Aboriginal youth today, as youth in the past will suffer. That is certain. Unless there is a change.
For too long we have watched friends violently beaten, killed and murdered, incarcerated, engage in criminal activities and die from overdose. For too long we have witnessed the indignities youth have done to themselves as a result of the corruption that came from Canadian colonization, Christianization and assimilation. I think about HELEN BETTY OSBOURNE, J. J. HARPER and Neil STONECHILD! I think about the Saskatoon Police who allegedly drive Aboriginal youth to the outskirts of town, take away their shoes, and make them walk back into town in the middle of winter. I think about useless justice inquiries that remain ignored by the system. Recently, I think about the kids who lay dead and dying in the streets of our cities wasted from senseless gang violence, the system they and their children will face. Aboriginal youth under the age of 25 represent more than half of the Aboriginal population in Canada today. What we can see is a booming Aboriginal youth population with a lost heritage entering Canadian society. Things do not appear to be changing and no one really has control.

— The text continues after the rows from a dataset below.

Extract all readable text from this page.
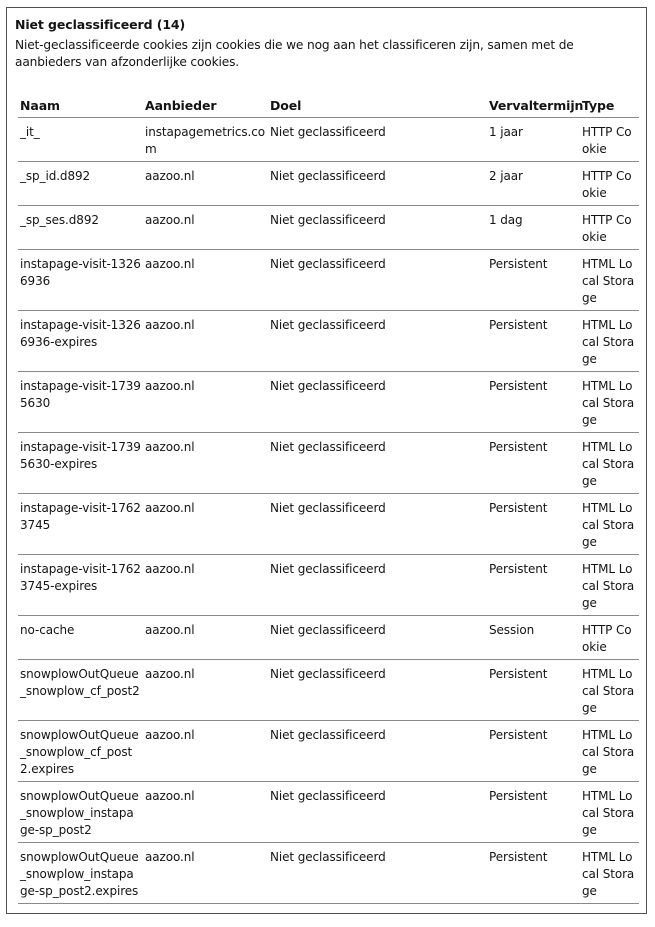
Niet geclassificeerd (14)
Niet-geclassificeerde cookies zijn cookies die we nog aan het classificeren zijn, samen met de aanbieders van afzonderlijke cookies.
Naam	Aanbieder	Doel	Vervaltermijn	Type
_it_	instapagemetrics.com	Niet geclassificeerd	1 jaar	HTTP Cookie
_sp_id.d892	aazoo.nl	Niet geclassificeerd	2 jaar	HTTP Cookie
_sp_ses.d892	aazoo.nl	Niet geclassificeerd	1 dag	HTTP Cookie
instapage-visit-13266936	aazoo.nl	Niet geclassificeerd	Persistent	HTML Local Storage
instapage-visit-13266936-expires	aazoo.nl	Niet geclassificeerd	Persistent	HTML Local Storage
instapage-visit-17395630	aazoo.nl	Niet geclassificeerd	Persistent	HTML Local Storage
instapage-visit-17395630-expires	aazoo.nl	Niet geclassificeerd	Persistent	HTML Local Storage
instapage-visit-17623745	aazoo.nl	Niet geclassificeerd	Persistent	HTML Local Storage
instapage-visit-17623745-expires	aazoo.nl	Niet geclassificeerd	Persistent	HTML Local Storage
no-cache	aazoo.nl	Niet geclassificeerd	Session	HTTP Cookie
snowplowOutQueue_snowplow_cf_post2	aazoo.nl	Niet geclassificeerd	Persistent	HTML Local Storage
snowplowOutQueue_snowplow_cf_post2.expires	aazoo.nl	Niet geclassificeerd	Persistent	HTML Local Storage
snowplowOutQueue_snowplow_instapage-sp_post2	aazoo.nl	Niet geclassificeerd	Persistent	HTML Local Storage
snowplowOutQueue_snowplow_instapage-sp_post2.expires	aazoo.nl	Niet geclassificeerd	Persistent	HTML Local Storage
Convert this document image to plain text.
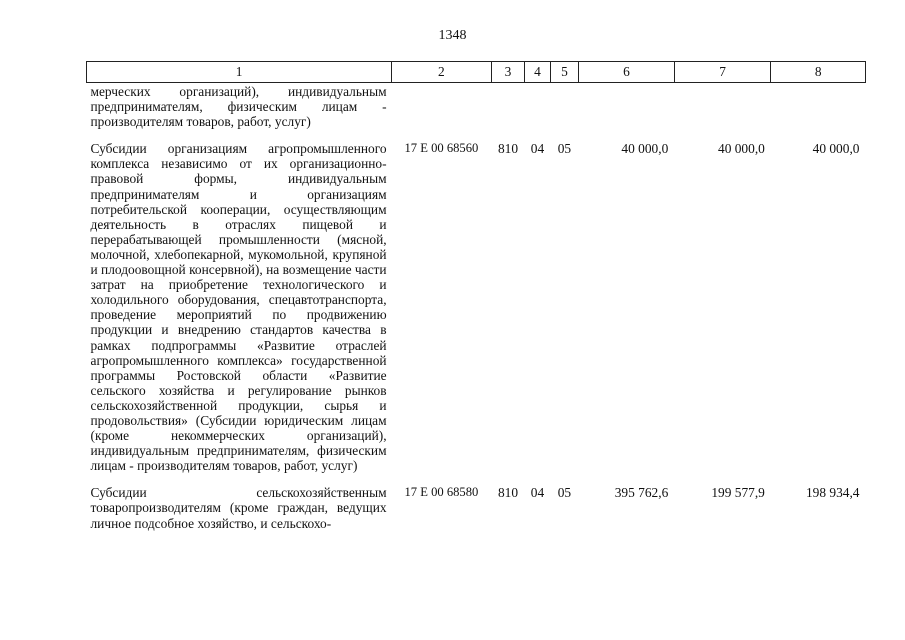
1348
1	2	3	4	5	6	7	8
мерческих организаций), индивидуальным предпринимателям, физическим лицам - производителям товаров, работ, услуг)							
Субсидии организациям агропромышленного комплекса независимо от их организационно-правовой формы, индивидуальным предпринимателям и организациям потребительской кооперации, осуществляющим деятельность в отраслях пищевой и перерабатывающей промышленности (мясной, молочной, хлебопекарной, мукомольной, крупяной и плодоовощной консервной), на возмещение части затрат на приобретение технологического и холодильного оборудования, спецавтотранспорта, проведение мероприятий по продвижению продукции и внедрению стандартов качества в рамках подпрограммы «Развитие отраслей агропромышленного комплекса» государственной программы Ростовской области «Развитие сельского хозяйства и регулирование рынков сельскохозяйственной продукции, сырья и продовольствия» (Субсидии юридическим лицам (кроме некоммерческих организаций), индивидуальным предпринимателям, физическим лицам - производителям товаров, работ, услуг)	17 Е 00 68560	810	04	05	40 000,0	40 000,0	40 000,0
Субсидии сельскохозяйственным товаропроизводителям (кроме граждан, ведущих личное подсобное хозяйство, и сельскохо-	17 Е 00 68580	810	04	05	395 762,6	199 577,9	198 934,4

What The Warrior Way does ask you is to ask yourself if you are ready to learn the Way of the Warrior and improve your life chances in surviving and protecting yourself from assimilation, for yourself and your children? Take a look around you. Are you satisfied with what you see? Is it enough for you and your children for seven generations? Do you feel safe and secure? Are you truly happy? Do you really think you have everything under control? If not and you know there is more and you truly believe you are entitled to the best, then maybe you are ready. Are you ready to discover the truth? If so, then study the traditional ways of the people with a sincere heart and notice how everything refers to your survival as an indigenous person of Turtle Island. The truth is that you are worth so much more and you deserve the very best. So treat yourself well and be good to yourself.
If you are not of Aboriginal descent you can still learn the ways of the warrior as the warrior society is open only if you are ready. In the old days, the Francaise and the Anglophones used to escape their societies and come to live with us, the Warriors because our ways offered true liberation, empowerment, self respect and dignity. That is a tradition The Warrior Way will continue. The Way of the Warrior is welcoming and sharing in mutual respect because the Way of the Warrior is to know self respect.